Data provided on HHS’ Office for Civil Rights breach disclosure website affecting 500 or more individuals shows theft/loss of laptops have declined while hacking has risen in at least the past three years.
According to Protenus, 2016 also averaged at least one health data breach a day, and while there were slightly fewer incidents disclosed in January than the 36 in December 2016 (with dramatically fewer patients affected), 2017 seems to be on track for similar yearly figures.
The data further reveals insider threats remain a serious concern with the majority of breached patient records attributable to insider incidents. Further, five of the nine insider incidents were the result of insider-wrongdoing, while four were the result of insider-error.

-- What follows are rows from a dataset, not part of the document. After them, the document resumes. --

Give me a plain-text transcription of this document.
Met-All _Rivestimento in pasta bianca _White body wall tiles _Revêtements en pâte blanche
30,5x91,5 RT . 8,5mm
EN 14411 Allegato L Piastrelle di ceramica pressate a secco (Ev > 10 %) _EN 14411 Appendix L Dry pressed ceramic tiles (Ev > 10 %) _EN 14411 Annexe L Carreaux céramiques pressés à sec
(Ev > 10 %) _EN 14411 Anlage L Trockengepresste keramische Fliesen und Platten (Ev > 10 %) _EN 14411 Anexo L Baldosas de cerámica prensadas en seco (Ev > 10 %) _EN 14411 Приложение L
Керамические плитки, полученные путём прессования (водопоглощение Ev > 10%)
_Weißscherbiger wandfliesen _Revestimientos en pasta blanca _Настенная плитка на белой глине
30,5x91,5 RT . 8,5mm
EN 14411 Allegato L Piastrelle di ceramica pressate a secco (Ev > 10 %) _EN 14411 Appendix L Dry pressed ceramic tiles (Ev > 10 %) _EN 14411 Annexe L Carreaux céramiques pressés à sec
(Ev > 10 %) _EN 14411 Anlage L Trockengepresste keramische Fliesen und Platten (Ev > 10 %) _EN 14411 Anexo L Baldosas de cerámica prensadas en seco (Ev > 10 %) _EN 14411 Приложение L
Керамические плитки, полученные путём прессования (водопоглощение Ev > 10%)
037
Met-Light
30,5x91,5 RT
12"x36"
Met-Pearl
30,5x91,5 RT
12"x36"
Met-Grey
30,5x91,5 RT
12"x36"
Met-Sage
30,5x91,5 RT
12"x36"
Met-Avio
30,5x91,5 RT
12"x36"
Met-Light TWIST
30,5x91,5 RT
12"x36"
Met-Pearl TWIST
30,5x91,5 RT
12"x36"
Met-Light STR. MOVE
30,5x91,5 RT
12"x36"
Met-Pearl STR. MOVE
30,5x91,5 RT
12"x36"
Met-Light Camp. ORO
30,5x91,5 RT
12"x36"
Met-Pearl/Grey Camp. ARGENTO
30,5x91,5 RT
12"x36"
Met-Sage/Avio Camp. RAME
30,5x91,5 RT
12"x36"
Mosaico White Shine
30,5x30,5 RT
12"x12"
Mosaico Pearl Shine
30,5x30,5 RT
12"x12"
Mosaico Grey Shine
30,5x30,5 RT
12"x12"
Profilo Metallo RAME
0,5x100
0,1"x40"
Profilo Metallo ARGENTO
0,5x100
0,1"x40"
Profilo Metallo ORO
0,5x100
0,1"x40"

Hacking continues to threaten patient privacy, including an extortion demand from TheDarkOverlord. Another hacking incident disclosed in January revealed an atypical case in which an attack interfered with patient care when data was corrupted and clinics could not access data for marijuana records and prescriptions.
When it comes to the elapsed time between time of breach and HHS notifications, Protenus noted the average was 174 days, and 40 percent of reporting entities took more than 60 days to notify HHs. With the recent $475,000 fine to Presence Health HHS has sent a clear message that timely reporting is not an option, but a requirement. Last year, HHS announced that it would begin conducting on-site HIPAA audits in 2017.